The problem with this consumer debt is that while analysts cheer on the consumer purchases, the debt is what market analyst Robert Prechter calls unproductive. Three years ago, Prechter pointed out in his Elliott Wave Theorist newsletter that banks had been lending to consumers at the expense of businesses.

The nominal numbers are striking. At year-end 1999, according to FDIC figures, commercial and industrial (C&I) loans stood at $971 billion. On June 30 of this year, C&I loan totals stood at $1.4 trillion, an increase of only 44% over more than a dozen years. Again, these numbers are not adjusted for inflation.

Meanwhile, loans secured by real estate totaled $4 trillion on June 30, 2012, a 167% increase from $1.5 trillion on Dec. 31, 1999.

Only business loans are self-liquidating. Healthy businesses generate cash flow that can pay off debt, while consumer loans “have no basis for repayment except the borrower’s prospects for employment and, ultimately, collateral sales,” Prechter wrote.

Lines of credit to businesses are provided with the understanding that the business borrowers will “revolve the debt,” borrow to pay vendors and employees and then pay down the debt as their customers pay them for product. Thus, the debt is directly tied to the business firm’s production. The funds tend to be borrowed only for short periods of time.
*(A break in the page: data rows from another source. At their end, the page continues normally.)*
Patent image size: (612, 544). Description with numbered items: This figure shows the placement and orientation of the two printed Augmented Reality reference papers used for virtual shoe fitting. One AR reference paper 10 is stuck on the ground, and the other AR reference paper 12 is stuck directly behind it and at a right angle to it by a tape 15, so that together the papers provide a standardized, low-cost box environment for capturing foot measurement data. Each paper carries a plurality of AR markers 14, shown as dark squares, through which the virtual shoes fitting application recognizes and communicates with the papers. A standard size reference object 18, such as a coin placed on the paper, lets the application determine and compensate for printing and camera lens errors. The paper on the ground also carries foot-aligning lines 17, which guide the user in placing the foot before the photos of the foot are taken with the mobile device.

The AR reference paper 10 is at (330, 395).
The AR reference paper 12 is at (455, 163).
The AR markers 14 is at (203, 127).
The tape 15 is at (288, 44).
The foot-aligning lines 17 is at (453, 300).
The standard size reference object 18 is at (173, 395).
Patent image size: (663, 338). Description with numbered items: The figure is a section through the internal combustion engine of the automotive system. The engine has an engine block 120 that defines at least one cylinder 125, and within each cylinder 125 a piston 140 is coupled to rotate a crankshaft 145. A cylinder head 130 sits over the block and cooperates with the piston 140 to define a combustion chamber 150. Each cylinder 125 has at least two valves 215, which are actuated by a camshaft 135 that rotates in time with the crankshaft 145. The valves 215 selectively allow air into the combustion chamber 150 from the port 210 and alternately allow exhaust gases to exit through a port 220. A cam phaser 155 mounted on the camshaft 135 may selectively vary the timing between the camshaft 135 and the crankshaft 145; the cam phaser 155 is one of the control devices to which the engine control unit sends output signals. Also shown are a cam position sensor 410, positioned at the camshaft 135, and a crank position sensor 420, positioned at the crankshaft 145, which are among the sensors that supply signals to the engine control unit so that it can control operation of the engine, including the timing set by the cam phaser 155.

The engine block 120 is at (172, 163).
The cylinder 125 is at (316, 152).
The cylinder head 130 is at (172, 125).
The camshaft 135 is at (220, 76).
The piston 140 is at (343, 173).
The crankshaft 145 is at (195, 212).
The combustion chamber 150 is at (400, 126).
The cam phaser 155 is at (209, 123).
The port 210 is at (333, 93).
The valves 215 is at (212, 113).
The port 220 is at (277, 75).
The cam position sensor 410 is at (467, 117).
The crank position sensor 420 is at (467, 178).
Credit, in this case, aids a business in potentially earning entrepreneurial profits, which build capital, which ultimately fuels economic expansion.

Conversely, consumer debts are not self-liquidating, but instead stay on the banks’ books for long periods of time, with payments being made only to service the interest and pay down very small portions of the loan principal balance.

Economists think HELOC loans will spur consumer spending and, in turn, GDP. After all, household purchases account for 70% of GDP, according to Bloomberg. However, phony GDP numbers are not a good gauge of the economy’s health. Besides, burying yourself in debt and consumer toys is not the way to individual prosperity.

Austrian economist Hans Sennholz has made a sharp distinction between “productive” and “unproductive” debt:

“A debt incurred for productive purposes, e.g., a commercial or industrial investment designed to earn future incomes, may cover its interest costs and even yield entrepreneurial profits.

“In contrast, new debt in the form of a second mortgage on a home may finance the purchase of a vacation home, new furniture or another automobile, or even a luxury cruise around the world. The debtor may call it ‘productive,’ but it surely does not create capital, i.e., build shops or factories or manufacture tools and dies that enhance the productivity of human labor.”

Capital and wealth are created by saving, not by borrowing and spending.

At the same time, banks are still licking their wounds from the real estate crash. It’s hard to fathom that they would be piling into HELOCs again when they are not ever done writing down these type of loans made in ’06 and ’07. ZeroHedge points out:

“What is shocking is that this is all happening just as the last batch of HELOCs has hit record default rates, and have yet to be cleared off the banks’ nonperforming books. But who cares: Uncle Ben will fix it all.

“That this will all end in another epic housing and credit bubble collapse is by now perfectly clear to everyone. And yet nobody is doing anything to stop it. Surely, once the system collapses for good next time, as at this point the central banks too are all in on rekindling the bubble and there will be nobody left holding the bag, ‘nobody will have been able to foresee any of this happening.’ But for now, the music plays, and one must dance.”

The housing market has not fully corrected, and now banks are looking to kick-start their loan books by lending on collateral that will again plunge in value when the foreclosure tsunami gets under way.

But while bankers must dance and their memories are short, one thing they always remember is that Washington is their friend and its checkbook is big. For HELOC customers, on the other hand, there will be no bailout, just more debt and despair.